V. Perkelahian

112 13 0
                                    

ɧศ℘℘ყ гεศɖıŋɢ!

Sebenarnya sekolahku biasa saja. Kalian bayangkan saja bagaimana rupa sekolah-sekolah luar negeri yang kalian, mungkin saja salah satunya adalah sekolahku.

Kepalaku masih pusing gara-gara perjalanan itu. Bahkan aku tidak tahu apa yang terjadi sehingga aku bisa sampai kesini.

Penglihatan ku masih agak samar-samar. Aku tak bisa berdiri dengan tegak. Dan seluruh tubuhku lemas.

Saat sudah pulih dari efek samping perjalanan entah apa itu, aku pergi memarkir sepedaku di tempat parkir khusus sepeda. Apa yang baru saja terjadi? Pikirku. akupun mulai berjalan masuk kedalam gedung sekolah.

Jalanku masih agak tak seimbang. Seperti cacing kepanasan.
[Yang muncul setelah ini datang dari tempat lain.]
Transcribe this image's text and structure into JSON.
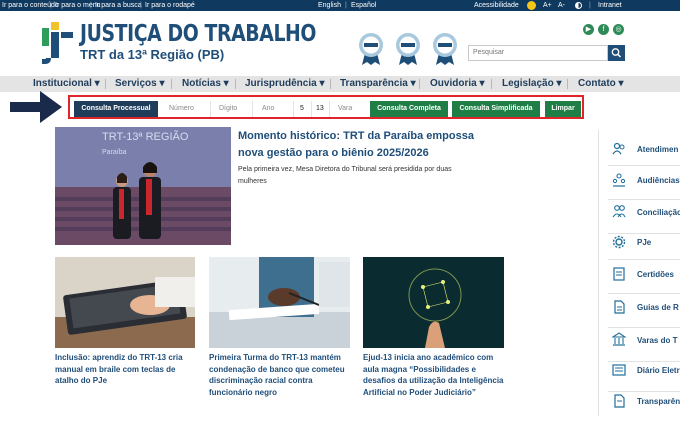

Beberapa murid kelas lain memperhatikanku dengan pandangan heran. Saat aku sudah berjalan melewati beberapa kelas, baru akhirnya jalanku bisa normal.

Tinggal beberapa langkah lagi baru kau sampai Nelson. Semangat lah!

Yah, Kelasku memang agak jauh dari pintu keluar-masuk gedung. Karena kelasku berada di tengah gedung sekolah. Sehingga perlu berjalan agak lama baru bisa sampai kesana.

Akhirnya sampai!

Aku duduk dikursiku. teman kelasku yang lain tidak ada yang memperhatikanku. Untunglah. Mereka sibuk mengobrol. Entah apa yang mereka obrolkan.

Lega rasanya bisa lepas dari cobaan. Tapi ternyata, setelah cobaan berat itu, aku mendapat cobaan yang lain. Cobaan yang lebih berat.

Pelajaran moral no.2: jika kau tahu dirimu sial, jangan mengatakan Ah, lega. Atau Akhirnya selesai!. Karena kalian mungkin akan berakhir sepertiku.

Lebih tepatnya, bukan mungkin. Tapi pasti.

Saat sudah beberapa detik duduk di kursiku. Datanglah orang yang paling kubenci sedunia. Dilan bersama geng-nya. Pembully
no.1 dan top di sekolah ini. Atau mungkin di Inggris.

"Wah wah wah... Lihatlah. Siapa yang baru datang?" Seketika seisi kelas langsung hening. Bahkan Pak jangkrik pun tak bersuara.

Dilan berkata dengan senyumannya yang licik. Beberapa anggota geng-nya terkikik di belakang.

"Apa yang kau inginkan?" Aku berseru dengan gagah berani.

"Aku hanya menginginkan-" dia menggosok jari telunjuk dan jempolnya. "-kau tahu kan?"

"Kenapa kau tidak minta saja pada ayahmu hah?"

Seluruh orang di ruangan tiba-tiba terlonjak kaget. Dan juga sepertinya muka Dilan menjadi memerah.


Ups. Dengan segera aku menyadari bahwa Aku telah mengucapkan kata-kata terlarang di sekolah ini.

Ayah Dilan adalah seorang Pemerintah pusat kota london. Sehingga semua orang takut terhadapnya. Bahkan gurupun takut terhadapnya.

Tapi Dilan sendiri tidak suka jika ia dikira menang karena ayahnya, ia ingin ia menang dengan usaha sendiri.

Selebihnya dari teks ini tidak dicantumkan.